By Darryl G. Smart
All Langton Minor Hockey Association president Kendell Zajac is looking for, is a conversation.
The only thing Langton Royals general manager and head coach Jason DoPaco is looking for is an answer to when he has home ice.
Every parent involved in Simcoe Minor Hockey Association is wondering if they will have to drive to a different town all season long because currently there is no ice in Norfolk County’s largest centre.
“I’ve completely lost hope in our council and the higher ups in this county,” Zajac said. “In February they promised us a town hall meeting, All we want is to have conversations with them about how we can make it all work. Everyone in the community has met. We have ideas, but that open house in February is the only time they’ve given us the time of day.”
Almost seven months later, the fate of their arena could be in the hands of council on Tuesday night.
While Norfolk CAO Jason Burgess will deliver an update on the present state of arenas, Coun. Kim Huffman is hoping to buy more time for local arenas with her motion to tweak the current Arena Request for Operators Process.
If her motion is defeated, council could be forced to choose another arena for closure.
Marty Kowlasky is one of those concerned in Simcoe. He began an online petition to raise awareness of the dire situation.
“We also ask that council and staff initiate some meaningful discussions with the community before finalizing plans to re-purpose the Rec Centre ice pad,” Kowalsky said in his petition. “All options may not have been discussed and this council claimed to want to be more transparent and willing to work with the community. Let’s not begin to tear apart our community without seeking out and considering all options.”
Back in Langton, all Zajac, the rest of minor hockey, as well as volunteers and parents from the Langton Skating Club wanted, was to focus on is the 50th anniversary of the two organizations in the Langton Arena.

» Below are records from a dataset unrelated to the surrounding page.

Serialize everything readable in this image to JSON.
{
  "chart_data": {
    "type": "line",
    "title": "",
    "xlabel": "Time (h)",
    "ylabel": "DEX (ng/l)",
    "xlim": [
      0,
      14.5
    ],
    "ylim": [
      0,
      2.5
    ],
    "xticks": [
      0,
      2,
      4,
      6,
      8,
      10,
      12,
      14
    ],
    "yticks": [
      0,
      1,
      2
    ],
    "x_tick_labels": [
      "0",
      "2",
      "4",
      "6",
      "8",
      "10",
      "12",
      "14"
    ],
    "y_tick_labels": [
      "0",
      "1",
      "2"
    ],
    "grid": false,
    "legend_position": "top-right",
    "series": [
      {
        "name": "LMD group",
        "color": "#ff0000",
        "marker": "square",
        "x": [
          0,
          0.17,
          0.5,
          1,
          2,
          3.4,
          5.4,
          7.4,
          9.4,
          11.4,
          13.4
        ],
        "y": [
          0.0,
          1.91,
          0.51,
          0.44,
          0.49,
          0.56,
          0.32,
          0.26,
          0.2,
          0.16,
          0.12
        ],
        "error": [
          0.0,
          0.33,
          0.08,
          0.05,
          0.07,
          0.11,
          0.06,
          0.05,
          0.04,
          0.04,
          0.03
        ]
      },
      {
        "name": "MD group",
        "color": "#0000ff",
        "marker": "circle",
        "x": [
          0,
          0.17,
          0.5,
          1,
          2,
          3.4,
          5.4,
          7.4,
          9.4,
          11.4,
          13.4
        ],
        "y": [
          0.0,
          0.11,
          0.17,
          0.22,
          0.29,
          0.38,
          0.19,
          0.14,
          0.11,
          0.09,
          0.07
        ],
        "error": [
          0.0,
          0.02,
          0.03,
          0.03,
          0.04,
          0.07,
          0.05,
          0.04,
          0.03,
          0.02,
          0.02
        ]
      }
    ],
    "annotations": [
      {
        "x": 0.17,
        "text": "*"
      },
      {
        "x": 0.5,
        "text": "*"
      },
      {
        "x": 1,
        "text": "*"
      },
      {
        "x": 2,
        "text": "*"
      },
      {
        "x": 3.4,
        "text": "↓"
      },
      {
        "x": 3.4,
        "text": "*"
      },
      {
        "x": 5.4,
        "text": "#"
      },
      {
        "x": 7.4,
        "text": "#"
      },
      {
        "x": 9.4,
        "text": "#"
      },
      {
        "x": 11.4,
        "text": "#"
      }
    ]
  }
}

“We were all looking forward to it,” Zajac said. “It’s a big deal in our community and we want to show that off to everyone. We have a lot of question marks still. Hopefully those questions could get answered one day.”
During the August 17 council meeting, where ice user groups were shut out by council in their attempt to bring ice back to the Simcoe Recreation Centre, there were two very different looks at usage numbers.
Norfolk Minor Hockey’s Gord Malo and Marty Jefferson presented a statistical ice analysis, that Smart Sports Podcast earlier reported on.
Those numbers didn’t seem to add up to those that Burgess brought to the table during his presentation. Numbers that nobody in the audience, or council knew about prior to the presentation. During his presentation, Burgess compared Norfolk County to large centres like Pickering, St. Catharines, Halton Hills and Burlington.
To many, these numbers add up to one thing.
“I think this is the groundwork for user hours to close an arena,” Zajac said. “Everyone feels that here. All of us would like to talk to our council members because we have ideas.”
Despite the uncertainty, Burgess concluded in his letter, “We will evaluate the opening up of additional arenas later this month once the user groups are more solid on the number of participants and the type of programming the user groups will be doing so.”
All user groups want is ice time now. And with only three arenas running ice in Norfolk, a bottleneck effect will take place.
“We are looking at ice slots from 4pm to 11pm,” Zajac said. “That’s six hours of ice. Take two away for cleaning. How on earth is this going to work with three arenas? The just doesn’t make sense. Each team gets two hours. How is that even possible? It’s unrealistic.
“They’re asking us to send in time so they can fit us in Delhi, Dover or Waterford. That’s impossible,” Zajac added. “If people find out they have to go to Waterford, will parents drive their kids that far? All of the groups have asked more time. The (Norfolk) HERicanes have asked for extra time every year. This has been an ongoing issue.”